As the Age of X-Man reaches its conclusion, the individual characters involved are seeing their lives fall apart and their world collapse around them. This is especially true for the X-Tremists, who have all learned that they themselves do not fit the mold of the universe they inhabit. Psylocke and Blob have fallen in love, Northstar and Iceman have started realizing their own sexual orientations, and Jubilee ended the last issue revealing that she remembered her son, Shogo. This issue picks up immediately where the last ended, and concludes this tale of forbidden feelings and repressed emotions in a bombastic, explosive finale.
The issue begins with Jubilee narrating over the riot that began at the end of #4, explaining the discordant feeling one may feel, a sense of wrongness of one’s self. The description is specifically referring to Jubilee’s own feelings as a mother being repressed, as she was at odds with herself with no idea why. However, the strength of this opening scene is how representative it is of the LGBTQ+ experience – thousands of people have this discordant feeling every day, completely unsure of what’s wrong, just trying to come to terms with their own identity. This page is really a microcosm for the book as a whole – it’s all about forbidden, repressed love, which is something the LGBTQ+ community is painfully familiar with. These parallels continue through the book, while the issue itself flashes back to how Jubilee came to discover this key part of her own identity.
Continuing the plotline that had moved along in the background of the series, Jubilee is the only member of Department X on watch when Sen Nezumi escapes from her makeshift prison. Busting out surrounded by rats and holding her newborn baby, Nezumi forces her way out and tries to threaten Jubilee into helping her escape. But Jubilee, upon seeing the baby, is hit with a flood of emotions and suddenly remembers Shogo, her child from outside the Age of X-Man. This is a realization that’s been 5 issues in the making, and the moment where Jubilee realizes is full of horror and anguish in a way that’s just intensely understandable and even relatable. The emotional impact of this issue hits perfectly, and the anguish the characters feel is conveyed in a way that is near impossible to not be affected by.

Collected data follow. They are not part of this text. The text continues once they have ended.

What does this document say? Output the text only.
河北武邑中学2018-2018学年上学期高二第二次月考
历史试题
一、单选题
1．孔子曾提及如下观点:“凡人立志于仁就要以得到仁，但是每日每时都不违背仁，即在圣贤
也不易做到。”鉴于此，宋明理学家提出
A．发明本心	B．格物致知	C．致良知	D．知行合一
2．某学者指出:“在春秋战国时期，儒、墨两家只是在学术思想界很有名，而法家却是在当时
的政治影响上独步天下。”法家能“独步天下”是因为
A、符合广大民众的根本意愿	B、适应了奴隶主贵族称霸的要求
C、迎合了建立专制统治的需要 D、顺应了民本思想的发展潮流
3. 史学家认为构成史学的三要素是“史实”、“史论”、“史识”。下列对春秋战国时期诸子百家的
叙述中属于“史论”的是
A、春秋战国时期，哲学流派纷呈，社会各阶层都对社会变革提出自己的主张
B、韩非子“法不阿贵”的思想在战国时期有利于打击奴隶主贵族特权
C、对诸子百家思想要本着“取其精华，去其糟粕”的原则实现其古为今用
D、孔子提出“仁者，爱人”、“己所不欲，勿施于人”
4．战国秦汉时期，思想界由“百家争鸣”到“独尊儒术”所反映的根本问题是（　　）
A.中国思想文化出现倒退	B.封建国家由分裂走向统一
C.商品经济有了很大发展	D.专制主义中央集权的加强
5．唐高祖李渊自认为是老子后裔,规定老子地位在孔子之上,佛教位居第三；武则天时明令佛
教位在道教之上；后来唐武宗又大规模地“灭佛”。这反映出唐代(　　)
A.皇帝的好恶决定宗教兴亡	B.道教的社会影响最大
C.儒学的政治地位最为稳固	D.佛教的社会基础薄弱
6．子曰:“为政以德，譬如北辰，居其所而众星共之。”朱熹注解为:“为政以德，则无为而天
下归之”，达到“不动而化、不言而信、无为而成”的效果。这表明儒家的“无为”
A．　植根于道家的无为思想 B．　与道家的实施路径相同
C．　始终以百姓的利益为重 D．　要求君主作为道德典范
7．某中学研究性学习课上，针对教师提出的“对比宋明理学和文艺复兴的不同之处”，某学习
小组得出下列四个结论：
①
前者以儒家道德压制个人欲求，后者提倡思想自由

The issue proceeds as Jubilee decides to help Nezumi escape, while also deciding to rain hell on the society that kept her child from her. She discovers Moneta’s corpse as left in Apocalypse and the X-Tracts #4, and decides to turn all her anger and frustration against the world. This feeling of rage is just as palpable as the turmoil and anguish from earlier within this issue, as Leah Williams does an excellent job getting into the character’s head and baring it in full to the audience. As Jubilee’s riot begins, Blob’s home catches fire, and the focus pivots over to him and Psylocke. Psylocke reveals that she had not been wiping everyone’s minds, and only repressing their memories, before giving them back to the entire population. As the entire world begins to collapse due to the population remembering what was taken from them, Nezumi escapes, Blob protects Betsy from the world that has turned against her, and Jubilee, Northstar, and Iceman all come together in the agreement to make everyone pay for what’s been done to them. The story concludes on a shot of Nezumi off on her own, escaping the oncoming storm with her newborn child, wrapping up the story of the X-Tremists and setting up the final confrontation in Age of X-Man: Omega.
Williams’ storytelling has been improving dramatically even within this miniseries, and the final issue is no exception – it’s the strongest off the series by far. With all these moving parts and disparate plot threads converging, at no point does it feel disjointed or unearned. Georges Jeanty’s art works incredibly well here too, as characters’ expressions and body language are able to convey their emotions incredibly well. The combination of Williams’ narration and Jeanty’s art is exquisite. Roberto Poggi’s finishes and Jim Charalampidis’ colors accentuate the storytelling incredibly as well, providing very specific tones to each scene. The opening riot is angry, Jubilee’s realization is incredibly emotional, and Nezumi’s escape is hopeful, even in the face of a universe falling apart. This bombastic finale was just as explosive as Jubilee herself, and is an excellent showing from the entire creative team.